There was one great thing about rate collectors. They
didn't press people for their rates. That meant you
had an overdraft in the council of £52,000 and the
Department of Local Government came after the council. The
conclusion the Department came to was that the council should
have to be done away with.
The abolition led to an outcry among councillors and, in
a rare show of cross party unity, the thirty one members
of the local authority came together in emergency session
to condemn Minister McEntees' action.
All councillors backed a Fine Gael sponsored motion. Let
any Fianna Fail TD resign his seat and any ex-member of
the County Council will fight and beat him in the next election.

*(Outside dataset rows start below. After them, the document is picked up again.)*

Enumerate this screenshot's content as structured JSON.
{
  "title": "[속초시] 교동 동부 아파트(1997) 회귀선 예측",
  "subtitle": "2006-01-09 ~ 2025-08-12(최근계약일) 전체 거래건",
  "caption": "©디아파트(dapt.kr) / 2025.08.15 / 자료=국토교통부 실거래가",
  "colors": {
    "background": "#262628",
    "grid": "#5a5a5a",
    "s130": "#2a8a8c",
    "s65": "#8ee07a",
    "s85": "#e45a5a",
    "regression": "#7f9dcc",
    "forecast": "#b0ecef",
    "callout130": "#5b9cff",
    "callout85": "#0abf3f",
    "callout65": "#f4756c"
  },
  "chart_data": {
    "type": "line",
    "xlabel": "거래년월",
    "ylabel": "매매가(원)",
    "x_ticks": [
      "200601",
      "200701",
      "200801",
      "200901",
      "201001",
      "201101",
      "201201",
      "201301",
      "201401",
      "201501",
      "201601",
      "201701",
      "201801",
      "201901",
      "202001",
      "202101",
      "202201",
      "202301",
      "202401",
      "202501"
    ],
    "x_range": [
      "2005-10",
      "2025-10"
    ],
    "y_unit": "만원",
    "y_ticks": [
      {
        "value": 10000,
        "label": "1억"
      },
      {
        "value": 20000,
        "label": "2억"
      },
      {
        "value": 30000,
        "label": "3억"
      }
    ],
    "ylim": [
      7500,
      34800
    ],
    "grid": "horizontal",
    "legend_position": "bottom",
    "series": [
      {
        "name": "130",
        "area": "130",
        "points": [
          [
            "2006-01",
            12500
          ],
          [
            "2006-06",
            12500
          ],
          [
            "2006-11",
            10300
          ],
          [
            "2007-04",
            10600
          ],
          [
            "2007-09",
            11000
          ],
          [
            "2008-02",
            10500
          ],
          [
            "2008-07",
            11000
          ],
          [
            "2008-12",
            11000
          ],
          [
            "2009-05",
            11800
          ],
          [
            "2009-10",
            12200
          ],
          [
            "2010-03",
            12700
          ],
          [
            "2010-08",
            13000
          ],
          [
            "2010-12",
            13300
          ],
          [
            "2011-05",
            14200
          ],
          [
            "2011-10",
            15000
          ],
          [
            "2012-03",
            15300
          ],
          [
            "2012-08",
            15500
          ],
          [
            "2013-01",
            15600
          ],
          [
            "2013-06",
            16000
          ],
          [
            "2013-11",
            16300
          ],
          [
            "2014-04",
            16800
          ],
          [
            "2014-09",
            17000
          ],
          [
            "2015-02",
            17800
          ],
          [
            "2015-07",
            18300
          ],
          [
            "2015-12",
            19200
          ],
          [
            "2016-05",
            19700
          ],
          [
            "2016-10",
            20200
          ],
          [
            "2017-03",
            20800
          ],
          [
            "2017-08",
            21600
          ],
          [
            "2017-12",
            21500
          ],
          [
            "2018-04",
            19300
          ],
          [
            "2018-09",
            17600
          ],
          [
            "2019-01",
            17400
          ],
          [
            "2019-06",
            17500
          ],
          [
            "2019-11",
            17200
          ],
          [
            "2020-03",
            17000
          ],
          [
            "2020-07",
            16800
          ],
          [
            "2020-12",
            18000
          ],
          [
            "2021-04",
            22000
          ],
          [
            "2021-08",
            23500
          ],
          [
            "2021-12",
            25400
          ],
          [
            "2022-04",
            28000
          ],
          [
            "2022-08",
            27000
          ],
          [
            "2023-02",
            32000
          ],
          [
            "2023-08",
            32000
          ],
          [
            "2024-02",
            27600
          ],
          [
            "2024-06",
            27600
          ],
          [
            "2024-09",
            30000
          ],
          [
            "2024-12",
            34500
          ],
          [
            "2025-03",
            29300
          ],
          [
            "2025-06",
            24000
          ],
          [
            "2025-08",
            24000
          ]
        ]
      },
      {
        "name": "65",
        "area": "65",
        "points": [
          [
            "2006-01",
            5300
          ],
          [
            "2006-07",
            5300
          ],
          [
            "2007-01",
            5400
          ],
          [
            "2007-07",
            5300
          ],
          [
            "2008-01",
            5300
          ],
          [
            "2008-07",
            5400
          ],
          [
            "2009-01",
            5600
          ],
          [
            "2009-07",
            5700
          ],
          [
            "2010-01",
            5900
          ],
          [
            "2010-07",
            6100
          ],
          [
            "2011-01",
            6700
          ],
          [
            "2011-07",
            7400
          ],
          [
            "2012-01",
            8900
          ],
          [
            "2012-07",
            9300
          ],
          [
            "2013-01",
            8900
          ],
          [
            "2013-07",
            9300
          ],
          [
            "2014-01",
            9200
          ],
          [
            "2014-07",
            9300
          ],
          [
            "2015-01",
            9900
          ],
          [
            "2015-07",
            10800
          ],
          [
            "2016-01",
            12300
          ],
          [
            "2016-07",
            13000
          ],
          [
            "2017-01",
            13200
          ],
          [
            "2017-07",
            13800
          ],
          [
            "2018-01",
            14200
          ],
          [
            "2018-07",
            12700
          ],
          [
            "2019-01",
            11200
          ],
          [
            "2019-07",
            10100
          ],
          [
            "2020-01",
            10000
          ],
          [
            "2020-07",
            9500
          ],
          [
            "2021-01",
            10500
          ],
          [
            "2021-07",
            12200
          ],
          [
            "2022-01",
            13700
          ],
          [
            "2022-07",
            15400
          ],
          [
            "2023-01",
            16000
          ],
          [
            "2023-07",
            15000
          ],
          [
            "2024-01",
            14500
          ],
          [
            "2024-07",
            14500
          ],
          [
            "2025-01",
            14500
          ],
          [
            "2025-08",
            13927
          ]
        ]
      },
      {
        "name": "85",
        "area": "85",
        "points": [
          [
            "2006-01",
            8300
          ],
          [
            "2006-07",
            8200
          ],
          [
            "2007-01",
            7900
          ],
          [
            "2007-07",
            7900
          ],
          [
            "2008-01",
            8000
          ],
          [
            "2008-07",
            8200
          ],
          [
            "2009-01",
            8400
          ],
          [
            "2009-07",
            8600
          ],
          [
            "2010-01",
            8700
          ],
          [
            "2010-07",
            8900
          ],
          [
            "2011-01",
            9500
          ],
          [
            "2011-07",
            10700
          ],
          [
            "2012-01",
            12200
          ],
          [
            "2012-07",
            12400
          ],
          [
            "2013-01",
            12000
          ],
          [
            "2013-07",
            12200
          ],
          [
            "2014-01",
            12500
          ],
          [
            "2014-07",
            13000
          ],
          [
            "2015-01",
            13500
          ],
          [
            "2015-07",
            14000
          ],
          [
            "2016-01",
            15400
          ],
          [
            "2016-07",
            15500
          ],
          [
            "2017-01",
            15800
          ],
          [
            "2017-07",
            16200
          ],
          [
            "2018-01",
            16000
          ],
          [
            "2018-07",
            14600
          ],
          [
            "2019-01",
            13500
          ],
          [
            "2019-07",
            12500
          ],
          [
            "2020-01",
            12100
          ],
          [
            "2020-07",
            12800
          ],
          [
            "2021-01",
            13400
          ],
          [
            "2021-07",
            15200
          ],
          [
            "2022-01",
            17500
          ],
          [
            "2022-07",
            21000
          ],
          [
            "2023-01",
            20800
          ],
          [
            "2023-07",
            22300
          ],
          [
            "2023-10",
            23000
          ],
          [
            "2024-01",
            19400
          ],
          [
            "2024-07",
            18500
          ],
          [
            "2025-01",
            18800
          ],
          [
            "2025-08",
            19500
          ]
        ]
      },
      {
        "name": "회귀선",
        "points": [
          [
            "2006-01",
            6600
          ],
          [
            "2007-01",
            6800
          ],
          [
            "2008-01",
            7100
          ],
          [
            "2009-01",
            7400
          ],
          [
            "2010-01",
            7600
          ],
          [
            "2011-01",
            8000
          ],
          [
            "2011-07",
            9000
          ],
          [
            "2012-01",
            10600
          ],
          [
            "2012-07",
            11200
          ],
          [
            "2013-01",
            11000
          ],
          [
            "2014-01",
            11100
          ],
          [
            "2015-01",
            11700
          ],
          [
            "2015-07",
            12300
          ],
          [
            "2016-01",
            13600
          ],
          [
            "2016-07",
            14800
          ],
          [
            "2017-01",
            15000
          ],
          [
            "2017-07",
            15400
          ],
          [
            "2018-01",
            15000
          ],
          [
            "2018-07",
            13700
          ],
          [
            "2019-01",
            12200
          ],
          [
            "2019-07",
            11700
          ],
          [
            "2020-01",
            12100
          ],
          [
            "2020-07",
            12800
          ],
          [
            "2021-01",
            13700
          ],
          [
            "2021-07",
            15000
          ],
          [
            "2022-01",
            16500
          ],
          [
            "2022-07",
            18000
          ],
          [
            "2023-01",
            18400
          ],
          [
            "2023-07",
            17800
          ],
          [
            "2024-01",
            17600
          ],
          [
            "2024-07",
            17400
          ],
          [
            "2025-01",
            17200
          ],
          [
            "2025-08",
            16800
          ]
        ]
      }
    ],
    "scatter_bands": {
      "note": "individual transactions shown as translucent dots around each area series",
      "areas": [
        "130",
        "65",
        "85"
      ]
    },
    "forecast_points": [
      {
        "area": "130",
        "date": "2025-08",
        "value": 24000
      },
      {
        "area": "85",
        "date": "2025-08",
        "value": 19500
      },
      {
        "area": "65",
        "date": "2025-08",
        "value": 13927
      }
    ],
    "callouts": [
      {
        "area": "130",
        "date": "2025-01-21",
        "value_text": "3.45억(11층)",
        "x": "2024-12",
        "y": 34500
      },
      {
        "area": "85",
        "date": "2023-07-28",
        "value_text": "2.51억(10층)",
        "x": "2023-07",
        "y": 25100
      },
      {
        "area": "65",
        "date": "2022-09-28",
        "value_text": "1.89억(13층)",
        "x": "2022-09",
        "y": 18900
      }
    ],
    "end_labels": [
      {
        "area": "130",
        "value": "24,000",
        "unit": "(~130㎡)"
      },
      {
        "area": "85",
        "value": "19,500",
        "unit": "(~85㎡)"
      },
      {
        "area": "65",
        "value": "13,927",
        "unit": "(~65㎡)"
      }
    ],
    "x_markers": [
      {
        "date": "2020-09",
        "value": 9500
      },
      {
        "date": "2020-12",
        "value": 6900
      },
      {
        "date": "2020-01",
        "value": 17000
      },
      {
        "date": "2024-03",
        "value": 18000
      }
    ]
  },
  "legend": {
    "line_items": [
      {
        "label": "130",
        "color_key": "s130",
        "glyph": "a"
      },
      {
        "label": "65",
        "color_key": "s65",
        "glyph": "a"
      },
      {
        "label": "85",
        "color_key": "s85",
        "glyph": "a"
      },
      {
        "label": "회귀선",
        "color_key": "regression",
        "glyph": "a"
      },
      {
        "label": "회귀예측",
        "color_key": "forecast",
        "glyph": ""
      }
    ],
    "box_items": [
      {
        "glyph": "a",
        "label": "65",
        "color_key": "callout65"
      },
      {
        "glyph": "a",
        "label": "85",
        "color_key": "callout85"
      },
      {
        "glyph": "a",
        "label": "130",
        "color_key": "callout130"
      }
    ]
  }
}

It seemed that PJ's fledgling political career was
at an end. In reality, it was only starting because PJ wasn't
about to forget his constituents. Though he was no longer
a councillor, he never stopped trying to lend a helping
hand.
The public were at a loss without the councillors.
If they had a problem of any kind, where were they going
to go. The thing is, I used to make representatives to people.
I was very bold, I suppose.
Politics and making representations were in his blood and
they wasn't going to be suppressed by Minister McEntee
or anyone else.
When the Council was reconstituted in 1945, PJ was back
for more and won his seat. He lost out in the 1950 election
but, in 1960, regained his seat in the Milltown electoral
area and retained it in five subsequent elections before
bowing out in 1999.
So ended nearly a half century as a public representative,
a half century so nearly over before they started when Sean
McEntee took to the Radio Eireann airwaves and abolished
Clare County Council.
PJ Burks was there and kept politicking through it all as
his father and grandfather had taught him to.